Article 17 now specifically provides for the 'right to erasure', previously termed the 'right to be forgotten', which would require the data controller to take all reasonable steps to have individuals' data erased, including by third parties 'without delay', for the personal data that the controller has made public 'without legal justification'.
Under Article 17, data subjects are granted the right to 'obtain from the controller the erasure of personal data relating to them [
] and from third parties the erasure of any links to, or copy or replication of that data', where the data are no longer necessary in relation to the purposes for which they were collected, that individual withdraws consent or objects to the processing of his/her personal data, or where the processing of such data contravenes other parts of the Regulation.
Previously, a large part of the debate on the 'right to be forgotten' has focused on the feasibility of implementing and enforcing the right given the surrounding issues of cloud computing and Big Data. Prior to the amendments, a data controller who made any personal data public was obliged to inform third parties which were processing such data that an individual had requested them to erase any links to, or copies of that data, and to take all reasonable steps, including technical measures, to have the data erased. The controller was also considered responsible for any third party publication of personal data authorised by the data controller.
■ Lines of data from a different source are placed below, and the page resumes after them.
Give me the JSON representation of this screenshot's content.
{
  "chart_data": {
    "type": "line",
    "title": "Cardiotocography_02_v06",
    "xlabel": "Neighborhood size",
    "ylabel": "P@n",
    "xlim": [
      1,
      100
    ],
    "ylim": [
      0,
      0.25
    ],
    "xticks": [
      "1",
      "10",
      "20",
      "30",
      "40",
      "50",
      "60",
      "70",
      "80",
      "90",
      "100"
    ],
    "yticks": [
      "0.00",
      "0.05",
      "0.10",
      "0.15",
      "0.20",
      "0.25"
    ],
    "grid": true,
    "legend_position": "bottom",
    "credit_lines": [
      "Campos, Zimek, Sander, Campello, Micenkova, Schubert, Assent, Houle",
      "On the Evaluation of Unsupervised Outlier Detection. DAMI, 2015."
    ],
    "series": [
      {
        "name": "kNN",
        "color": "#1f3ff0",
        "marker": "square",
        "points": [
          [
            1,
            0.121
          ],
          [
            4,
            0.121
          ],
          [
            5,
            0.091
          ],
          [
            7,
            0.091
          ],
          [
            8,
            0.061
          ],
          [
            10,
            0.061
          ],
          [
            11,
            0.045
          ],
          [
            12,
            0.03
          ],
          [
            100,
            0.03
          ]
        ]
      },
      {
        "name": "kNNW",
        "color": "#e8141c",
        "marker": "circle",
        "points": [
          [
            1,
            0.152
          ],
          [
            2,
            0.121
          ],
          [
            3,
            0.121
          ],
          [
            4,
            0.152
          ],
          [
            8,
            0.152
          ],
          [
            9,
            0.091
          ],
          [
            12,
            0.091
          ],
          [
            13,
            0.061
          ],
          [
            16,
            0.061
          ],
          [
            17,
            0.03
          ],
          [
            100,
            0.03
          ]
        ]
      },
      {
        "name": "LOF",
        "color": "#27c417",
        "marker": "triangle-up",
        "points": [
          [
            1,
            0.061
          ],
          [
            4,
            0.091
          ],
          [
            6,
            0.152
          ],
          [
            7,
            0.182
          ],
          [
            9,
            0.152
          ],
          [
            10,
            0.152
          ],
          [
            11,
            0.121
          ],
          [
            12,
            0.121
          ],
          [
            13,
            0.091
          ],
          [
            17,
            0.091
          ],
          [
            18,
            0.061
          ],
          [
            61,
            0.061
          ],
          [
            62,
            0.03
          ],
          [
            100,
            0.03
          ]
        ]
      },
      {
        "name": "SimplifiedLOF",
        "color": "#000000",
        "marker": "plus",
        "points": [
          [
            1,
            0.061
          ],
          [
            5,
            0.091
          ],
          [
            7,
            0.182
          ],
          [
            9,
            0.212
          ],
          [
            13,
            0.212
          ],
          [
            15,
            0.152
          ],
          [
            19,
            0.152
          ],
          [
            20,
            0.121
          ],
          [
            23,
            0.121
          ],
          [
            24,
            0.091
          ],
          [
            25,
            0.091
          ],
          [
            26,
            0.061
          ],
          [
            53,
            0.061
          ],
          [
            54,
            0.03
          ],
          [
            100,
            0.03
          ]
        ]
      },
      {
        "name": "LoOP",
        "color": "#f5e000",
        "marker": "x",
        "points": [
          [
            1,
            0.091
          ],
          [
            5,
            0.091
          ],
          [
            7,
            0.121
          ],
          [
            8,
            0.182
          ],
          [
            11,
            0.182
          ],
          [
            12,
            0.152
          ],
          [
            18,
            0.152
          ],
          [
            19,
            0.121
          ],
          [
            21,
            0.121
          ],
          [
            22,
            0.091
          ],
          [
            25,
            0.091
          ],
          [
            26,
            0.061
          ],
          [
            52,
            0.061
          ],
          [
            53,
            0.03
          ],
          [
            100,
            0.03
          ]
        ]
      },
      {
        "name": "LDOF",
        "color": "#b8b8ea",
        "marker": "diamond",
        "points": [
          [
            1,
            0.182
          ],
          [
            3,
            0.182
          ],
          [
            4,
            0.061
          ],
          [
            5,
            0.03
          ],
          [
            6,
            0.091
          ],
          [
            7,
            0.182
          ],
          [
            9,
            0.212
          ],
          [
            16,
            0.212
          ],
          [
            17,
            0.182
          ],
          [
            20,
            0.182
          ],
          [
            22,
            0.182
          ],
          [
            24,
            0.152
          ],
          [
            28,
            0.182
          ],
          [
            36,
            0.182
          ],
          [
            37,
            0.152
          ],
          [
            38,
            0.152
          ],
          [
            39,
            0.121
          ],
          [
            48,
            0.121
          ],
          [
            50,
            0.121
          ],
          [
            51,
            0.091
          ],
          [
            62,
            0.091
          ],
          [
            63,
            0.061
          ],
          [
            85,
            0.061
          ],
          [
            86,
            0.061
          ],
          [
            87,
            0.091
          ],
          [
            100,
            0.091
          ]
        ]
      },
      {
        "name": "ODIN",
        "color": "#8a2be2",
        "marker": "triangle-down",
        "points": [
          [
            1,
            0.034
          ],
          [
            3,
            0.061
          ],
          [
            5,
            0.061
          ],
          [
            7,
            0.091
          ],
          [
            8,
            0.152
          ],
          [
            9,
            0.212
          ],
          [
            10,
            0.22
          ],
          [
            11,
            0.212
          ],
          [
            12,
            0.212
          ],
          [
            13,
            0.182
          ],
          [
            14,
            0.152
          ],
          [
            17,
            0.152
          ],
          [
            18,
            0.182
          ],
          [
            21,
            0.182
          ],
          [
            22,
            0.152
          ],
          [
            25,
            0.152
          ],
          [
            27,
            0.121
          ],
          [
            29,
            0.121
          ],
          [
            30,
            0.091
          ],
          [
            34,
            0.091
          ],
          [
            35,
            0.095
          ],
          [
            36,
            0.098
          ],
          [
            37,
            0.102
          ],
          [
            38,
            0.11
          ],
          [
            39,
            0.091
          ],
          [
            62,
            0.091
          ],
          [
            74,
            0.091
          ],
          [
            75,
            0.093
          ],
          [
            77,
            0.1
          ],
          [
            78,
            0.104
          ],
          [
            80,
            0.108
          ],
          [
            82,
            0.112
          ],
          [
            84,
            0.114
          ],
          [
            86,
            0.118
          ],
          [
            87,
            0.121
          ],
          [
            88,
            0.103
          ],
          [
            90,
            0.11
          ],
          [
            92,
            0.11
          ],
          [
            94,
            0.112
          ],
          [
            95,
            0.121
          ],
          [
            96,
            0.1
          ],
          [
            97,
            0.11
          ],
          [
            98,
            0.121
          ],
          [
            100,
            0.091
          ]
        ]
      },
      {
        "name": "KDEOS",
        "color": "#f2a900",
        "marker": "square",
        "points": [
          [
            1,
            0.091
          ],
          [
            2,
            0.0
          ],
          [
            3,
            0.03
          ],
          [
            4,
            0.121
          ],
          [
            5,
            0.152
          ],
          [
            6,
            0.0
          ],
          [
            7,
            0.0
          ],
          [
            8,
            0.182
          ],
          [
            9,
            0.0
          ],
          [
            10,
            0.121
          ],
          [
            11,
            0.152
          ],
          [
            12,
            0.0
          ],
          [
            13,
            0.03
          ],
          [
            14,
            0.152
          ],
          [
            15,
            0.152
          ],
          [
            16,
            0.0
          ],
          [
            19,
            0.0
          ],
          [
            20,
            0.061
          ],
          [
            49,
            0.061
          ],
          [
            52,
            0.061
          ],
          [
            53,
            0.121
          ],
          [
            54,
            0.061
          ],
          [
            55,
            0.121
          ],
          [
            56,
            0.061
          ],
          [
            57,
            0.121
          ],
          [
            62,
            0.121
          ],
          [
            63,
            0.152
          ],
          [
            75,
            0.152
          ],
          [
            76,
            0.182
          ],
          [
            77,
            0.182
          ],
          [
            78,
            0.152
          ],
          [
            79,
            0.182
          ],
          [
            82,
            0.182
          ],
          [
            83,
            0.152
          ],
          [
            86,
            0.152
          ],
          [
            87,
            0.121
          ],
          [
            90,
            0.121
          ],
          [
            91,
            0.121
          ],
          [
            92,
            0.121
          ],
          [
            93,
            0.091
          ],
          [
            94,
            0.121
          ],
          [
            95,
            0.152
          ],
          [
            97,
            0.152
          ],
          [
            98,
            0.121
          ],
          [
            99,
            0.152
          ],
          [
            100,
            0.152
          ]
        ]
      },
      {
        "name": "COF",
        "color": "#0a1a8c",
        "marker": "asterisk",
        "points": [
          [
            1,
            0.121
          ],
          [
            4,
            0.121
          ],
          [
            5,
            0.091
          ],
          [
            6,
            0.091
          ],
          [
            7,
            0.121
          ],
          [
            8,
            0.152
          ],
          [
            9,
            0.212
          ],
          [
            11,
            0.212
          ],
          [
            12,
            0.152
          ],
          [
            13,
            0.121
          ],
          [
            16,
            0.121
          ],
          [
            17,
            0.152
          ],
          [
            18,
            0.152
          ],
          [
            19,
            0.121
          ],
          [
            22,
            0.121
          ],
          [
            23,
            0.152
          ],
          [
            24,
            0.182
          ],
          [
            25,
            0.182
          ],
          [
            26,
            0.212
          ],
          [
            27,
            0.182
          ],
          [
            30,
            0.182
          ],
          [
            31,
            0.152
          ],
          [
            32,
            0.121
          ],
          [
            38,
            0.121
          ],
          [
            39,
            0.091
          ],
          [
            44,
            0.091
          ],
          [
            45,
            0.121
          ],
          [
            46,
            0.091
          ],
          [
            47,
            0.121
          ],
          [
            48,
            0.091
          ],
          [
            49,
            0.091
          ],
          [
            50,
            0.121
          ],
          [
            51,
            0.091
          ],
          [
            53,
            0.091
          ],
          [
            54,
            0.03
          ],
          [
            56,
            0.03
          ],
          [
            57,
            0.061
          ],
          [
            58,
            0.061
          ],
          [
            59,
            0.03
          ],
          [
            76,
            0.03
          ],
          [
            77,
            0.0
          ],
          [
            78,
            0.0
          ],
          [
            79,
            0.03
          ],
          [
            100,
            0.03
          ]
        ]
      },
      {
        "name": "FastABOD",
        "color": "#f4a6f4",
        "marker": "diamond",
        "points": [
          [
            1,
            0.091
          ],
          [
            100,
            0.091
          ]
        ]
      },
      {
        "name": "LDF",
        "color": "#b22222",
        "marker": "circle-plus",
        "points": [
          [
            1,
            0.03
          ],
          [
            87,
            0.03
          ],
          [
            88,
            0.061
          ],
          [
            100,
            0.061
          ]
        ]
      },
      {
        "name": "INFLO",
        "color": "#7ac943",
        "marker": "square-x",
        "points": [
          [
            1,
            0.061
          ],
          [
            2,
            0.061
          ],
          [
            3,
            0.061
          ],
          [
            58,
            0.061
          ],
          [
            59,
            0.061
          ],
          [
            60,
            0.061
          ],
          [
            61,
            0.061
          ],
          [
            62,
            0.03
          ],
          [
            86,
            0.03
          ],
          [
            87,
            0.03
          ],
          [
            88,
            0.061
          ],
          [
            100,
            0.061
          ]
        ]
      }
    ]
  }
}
Peter Fleischer, Google's Global Privacy Counsel, declined to comment on the changes and adoption of Article 17. However, Fleischer referred to his statement posted in Google's 'Thoughts on the Right to be Forgotten', on 16 February 2012, which stated: "Ultimately, responsibility for deleting content published online should lie with the person or entity who published it. Host providers store this information on behalf of the content provider and so have no original right to delete the data. Similarly, search engines index any publicly available information to make it searchable. They too have no direct relationship with the original content. We're supportive of the principles behind the right to be forgotten - and believe that it's possible to implement this concept in a way that not only enhances privacy online, but also fosters free expression for all."
The National Court of Spain also previously referred the question of the right to be forgotten to the Court of Justice of the European Union (CJEU) as reported by DataGuidance. Rafael García del Poyo, Partner at Osborne Clarke, said: "'Full' right to be forgotten must recognise that the real power of the use of personal data comes essentially from the metadata created by the companies by generating huge databases indexable, searchable and very valuable of the data produced by users.''
ENISA experts have expressed concerns about the technical hurdles to enforcement of the right, as it is remains difficult in an open system to restrict the re-publication of data where sharing is primary. ENISA has also noted that cases may arise where there are conflicting wishes on whether a piece of information should be deleted, for instance when two people appear in a photograph and one wants it deleted.